Considered one of the greatest players of football’s Victorian era, Nick Ross captained Everton through the inaugural Football League season. His time at Goodison was brief and seemingly unhappy, but he is worthy of recognition as one of football’s first genuine legends.
Born in Edinburgh, Ross was part of the first generation of Scots to play football and started out aged 12 with Edinburgh Rovers, one of the country’s first teams. Later he played for Hibernian and Heart of Midlothian, whom he captained aged 20.
Ross came to England in 1883 as part of Preston manager William Suddell’s Scottish recruitment drive, which saw many of the best players drawn to England by the promise of financial incentives. These were, of course, illegal until the Football Association gave in to professionalism in 1885. But Preston’s willingness to make under the table payments gave them a head start, allowing them to assemble the best team in the land.
Ross’s greatness was immediately apparent. ‘If one were asked to name three of the greatest full-backs that ever graced the Association game, one would be compelled to include the late Nicholas J. Ross as one of the illustrious three,’ wrote William Gibson and Alfred Pickford in 1906. ‘Nick Ross could kick artistically – and otherwise; he could “place” the ball beautifully to his comrades; he could take care of himself in a charge; he rarely came second best out of a scrimmage, but it was not all nor any of these qualities that made him a man in a million. Ross was probably the best full-back that ever lived, because he knew everything that a back ought to know, but because he had the faculty of winning matches. He possessed the indefinable something, that magic quality which, for lack of a better word, we call genius.’

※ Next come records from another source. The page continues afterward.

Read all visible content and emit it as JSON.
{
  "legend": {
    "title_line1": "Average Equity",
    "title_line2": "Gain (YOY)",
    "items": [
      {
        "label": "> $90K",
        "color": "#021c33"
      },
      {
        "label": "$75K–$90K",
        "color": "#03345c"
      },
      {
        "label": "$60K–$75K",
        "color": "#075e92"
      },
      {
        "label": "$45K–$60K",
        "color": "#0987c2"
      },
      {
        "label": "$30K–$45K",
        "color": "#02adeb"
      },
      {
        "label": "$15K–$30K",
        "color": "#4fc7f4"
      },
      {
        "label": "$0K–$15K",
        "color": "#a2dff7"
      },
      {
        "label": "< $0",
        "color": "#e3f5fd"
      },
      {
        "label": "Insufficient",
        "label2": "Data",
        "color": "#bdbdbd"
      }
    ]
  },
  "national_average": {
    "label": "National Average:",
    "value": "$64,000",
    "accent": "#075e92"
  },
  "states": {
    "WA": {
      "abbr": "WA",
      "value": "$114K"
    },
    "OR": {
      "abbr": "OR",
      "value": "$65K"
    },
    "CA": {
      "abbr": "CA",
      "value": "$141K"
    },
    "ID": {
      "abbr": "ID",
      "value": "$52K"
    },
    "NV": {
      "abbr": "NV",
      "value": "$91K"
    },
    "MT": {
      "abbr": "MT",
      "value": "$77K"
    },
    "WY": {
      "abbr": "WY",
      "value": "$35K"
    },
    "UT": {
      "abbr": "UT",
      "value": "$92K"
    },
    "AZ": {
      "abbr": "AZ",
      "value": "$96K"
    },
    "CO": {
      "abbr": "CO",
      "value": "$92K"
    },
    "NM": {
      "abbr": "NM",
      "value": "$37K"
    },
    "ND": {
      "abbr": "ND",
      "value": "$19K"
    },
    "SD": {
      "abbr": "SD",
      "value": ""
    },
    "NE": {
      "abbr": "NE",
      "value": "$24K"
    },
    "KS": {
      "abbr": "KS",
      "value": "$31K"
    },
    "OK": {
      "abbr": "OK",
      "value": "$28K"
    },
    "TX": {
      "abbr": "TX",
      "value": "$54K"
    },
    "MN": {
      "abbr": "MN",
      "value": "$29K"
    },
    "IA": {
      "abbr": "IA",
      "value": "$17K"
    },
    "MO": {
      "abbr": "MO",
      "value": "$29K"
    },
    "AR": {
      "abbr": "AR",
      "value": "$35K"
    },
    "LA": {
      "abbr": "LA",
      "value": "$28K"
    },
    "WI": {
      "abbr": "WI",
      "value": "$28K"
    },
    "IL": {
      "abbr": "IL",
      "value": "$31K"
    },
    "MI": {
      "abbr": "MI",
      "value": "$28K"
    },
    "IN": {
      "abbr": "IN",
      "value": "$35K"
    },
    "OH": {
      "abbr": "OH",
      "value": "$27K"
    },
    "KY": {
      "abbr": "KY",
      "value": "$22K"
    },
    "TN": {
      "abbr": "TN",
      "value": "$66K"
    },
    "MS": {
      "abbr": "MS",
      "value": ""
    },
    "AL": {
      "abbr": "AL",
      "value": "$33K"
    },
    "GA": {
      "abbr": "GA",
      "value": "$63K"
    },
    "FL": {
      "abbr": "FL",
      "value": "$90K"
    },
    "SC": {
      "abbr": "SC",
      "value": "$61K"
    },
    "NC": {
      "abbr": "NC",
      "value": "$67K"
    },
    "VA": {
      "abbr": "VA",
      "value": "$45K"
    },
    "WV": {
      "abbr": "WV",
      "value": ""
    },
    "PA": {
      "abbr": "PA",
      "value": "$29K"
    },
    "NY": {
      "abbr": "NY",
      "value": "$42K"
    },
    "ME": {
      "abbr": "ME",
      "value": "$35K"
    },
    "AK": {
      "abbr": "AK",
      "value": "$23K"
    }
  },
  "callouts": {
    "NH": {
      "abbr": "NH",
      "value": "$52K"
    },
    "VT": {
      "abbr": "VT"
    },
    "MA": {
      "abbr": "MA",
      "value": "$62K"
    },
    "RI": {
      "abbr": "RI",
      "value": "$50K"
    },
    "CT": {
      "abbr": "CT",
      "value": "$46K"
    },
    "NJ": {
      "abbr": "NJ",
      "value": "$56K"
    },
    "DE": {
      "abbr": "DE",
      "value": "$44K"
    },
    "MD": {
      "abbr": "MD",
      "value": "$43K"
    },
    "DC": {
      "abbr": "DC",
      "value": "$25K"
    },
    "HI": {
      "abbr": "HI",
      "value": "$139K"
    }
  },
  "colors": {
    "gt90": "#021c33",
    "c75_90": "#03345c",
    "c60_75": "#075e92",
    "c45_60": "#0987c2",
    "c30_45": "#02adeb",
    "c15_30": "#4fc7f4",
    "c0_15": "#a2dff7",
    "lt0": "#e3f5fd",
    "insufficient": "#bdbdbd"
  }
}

Opposing wingers seemed to fall apart when faced by Ross. If they tried to go around him they would lose the ball or be forced into touch. If they tried to pass to another player, Ross would anticipate the movement and intercept. He was neither tall nor particularly thin, but seemed a dapper, elegant figure on the field. He was aware of his abilities, but never egotistical.
‘He was supposed to play back – and he did – but as a matter of fact he played practically everywhere,’ wrote Gibson and Pickford. ‘He was quick to discern not only the weakness of his own side, but also the weaknesses of his opponents… In actual play… he seemed like a man possessed, yet in spite of all his fire, all his dash, all his activity, he always remained cool in an emergency, collected in a scrimmage, calm in the wild whirl that often sends twenty-two strenuous men wild with excitement.’
Ross joined Everton on the eve of the inaugural Football League season in 1888. He represented a fine bargain, with the club’s management committee paying just £17 10/- to secure his services – which equated to his summer wages at Preston. He was paid £10 per month – a substantial amount at a time when Everton’s annual turnover was only £2,251 – but such incentives were necessary to lure one of the finest players of the era.
Everton, however, were no Preston and in some respects had represented a surprise addition to the Football League. Throughout this debut league season they struggled to find their rhythm and Ross, who also filled in as an auxiliary centre forward on occasion, at times seemed like a luxury.
There was also a sense that Ross, as captain, was treated badly by Everton’s management committee. A letter to The Liverpool Courier in February 1889 recalled an incident prior to the game against West Bromwich Albion at Anfield. The opposing captain complained about the condition of the ball and asked Ross to request a new one, but when he did was publicly rebuked by a member of the committee. ‘Such treatment of a first class player is sufficient to cause him to be most careful in giving him content to play for the Everton club,’ noted the correspondent.
Worse still for Ross, he attracted the opprobrium of some ‘so-called supporters’ and was subjected to ‘threats and foul abuse’ according to the Everton Executive. As the season drew to a disappointing conclusion they were forced to issue a public statement of confidence in their star player and declared anyone guilty of ‘hooting or mobbing’ players and referees to be ‘enemies’ of the club.
Ross, however, had evidently had enough of Everton’s fickle fans and at the end of the season rejoined Preston. He had missed their ‘Invincibles’ season when they won the league and FA Cup double without losing a game, but trophies were not far away. Indeed if it was revenge he sought after his unhappy year at Anfield, he soon got it as the Lilywhites pipped his former club to the 1889/90 title by just two points. Twice in the subsequent two seasons he finished a league runner up. In March 1893 Everton were to end Preston’s FA Cup ambitions, beating them in the semi final after two replays.
This was to be Nick Ross’s last stab at glory. The following year he took ill with tuberculosis – an often lethal condition in the Victorian era – and died, aged just 29. ‘He had the dual temperament of fire and water,’ recalled Gibson and Pickford. ‘His flame never danced and flickered; it glowed steadily and lit up all the scene.